Pemanfaatan teknologi digital yang tidak diimbangi dengan literasi digital yang baik akan berdampak fatal sehingga masyarakat perlu mengetahui kaidah hukum dan kaidah etik dalam penggunaannya.
Terlebih, dengan beragam persoalan yang belakangan muncul seperti anak dan remaja yang kecanduan gawai, judi online, pinjaman online, pornografi, kekerasan di keluarga, perceraian yang meningkat dipicu dan difasilitasi oleh keberadaan digital yang digunakan dengan tidak bijak.
Pengasuhan
Anak-anak yang kecanduan gawai sering kali menunjukkan gejala seperti mudah tersinggung, prestasi akademis yang buruk, dan penarikan diri dari pergaulan yang menyebabkan orang tua menjadi khawatir sekaligus kewalahan dengan fenomena tersebut.
Anak-anak dan remaja yang terpapar gawai mengalami kebosanan karena kehilangan kontak dengan alam dan teman sebaya. Anak dan remaja kecanduan seolah terkurung dengan penemuan kehidupan modern itu dengan terjebak terus menatap layar yang berlebihan.
Terkait dengan fenomena penggunaan gawai di kalangan anak-anak, Dana Anak Perserikatan Bangsa-bangsa (UNICEF) menyoroti tentang pentingnya "basic parenting" yang wajib dijalankan orang tua untuk melindungi anaknya di era digital.
Spesialis Perlindungan Anak UNICEF Indonesia Astrid Gonzaga mengatakan "basic parenting", merupakan teknik pengasuhan anak yang mengutamakan kedekatan hubungan antara orang tua dan anak sebagai dasar hubungan di dalam keluarga.
Basic parenting melibatkan orang tua dengan memberi contoh kebiasaan teknologi yang sehat dengan memberikan prioritas interaksi tatap muka, menciptakan zona bebas teknologi di rumah, seperti di meja makan atau ruang keluarga untuk meningkatkan ikatan dan komunikasi keluarga.

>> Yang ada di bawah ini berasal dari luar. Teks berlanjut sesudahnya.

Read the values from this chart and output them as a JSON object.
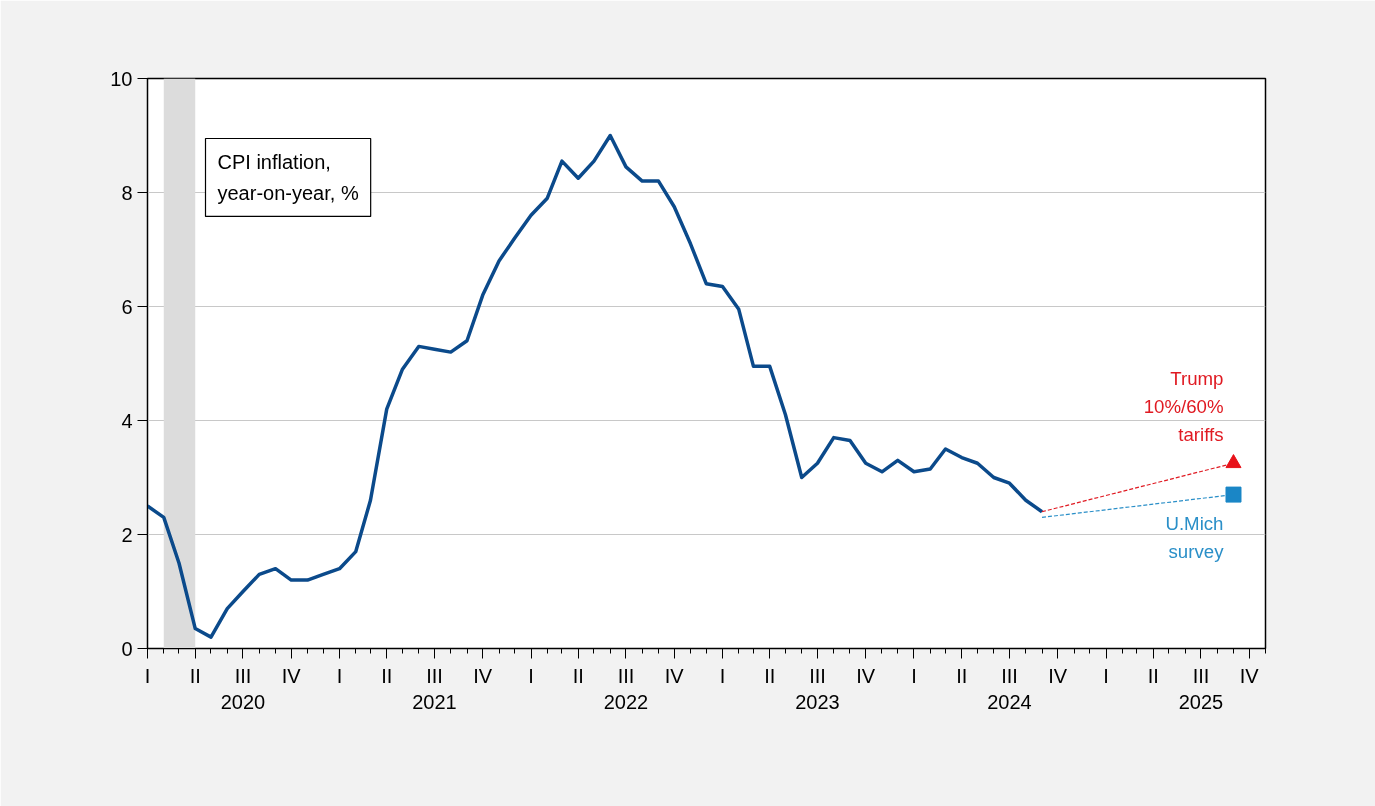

Selain itu, orang tua dan orang dewasa di sekeliling anak terlibat dalam pengawasan mengatur waktu dan batasan pilihan menu berselancar di dunia maya sebagai bagian dari pola asah asih asuh di era digital.
Pentingnya menjaga anak di era digital juga berkaca dari semakin meningkatnya kasus kekerasan di ruang siber kepada anak. Dalam studi UNICEF pada 2022 tercatat bahwa setengah juta anak pernah dilaporkan menjadi korban perlakuan salah atau eksploitasi di ranah daring. Bahkan dari 56 persen pengalaman berbahaya itu tidak pernah terungkap atau dilaporkan.
Dalam evaluasi UNICEF bekerja sama dengan Kementerian Pemberdayaan Perempuan dan Perlindungan Anak (KemenPPPA) pada 2023 terkait kebiasaan anak mengakses gadget dari tiga wilayah di Indonesia yaitu Jawa Tengah, Jawa Timur, dan Sulawesi Selatan diketahui anak-anak di tiga wilayah tersebut memiliki kebiasaan mengakses gadget lima jam dalam sehari dan akses itu diberikan di dalam rumah.
Upaya parenting menjadi hal penting untuk menjaga sejauh mana orang tua dengan rutin berkomunikasi dengan baik, mengetahui aktivitas anak saat di rumah dan menjadi pendengar untuk anak-anak.
Selain pentingnya peran orang tua, saat ini beragam program pemerintah mulai dari layanan akses pelaporan kekerasan terhadap anak dan perempuan hingga menghadirkan regulasi yang tepat turut memainkan peranan penting dalam menjaga keselamatan anak di ranah digital.
Perlindungan
Perkembangan teknologi ini dapat berdampak positif dan negatif tergantung dari pemanfaatannya dan harus diimbangi dengan literasi digital yang baik agar keluarga jauh dari masalah.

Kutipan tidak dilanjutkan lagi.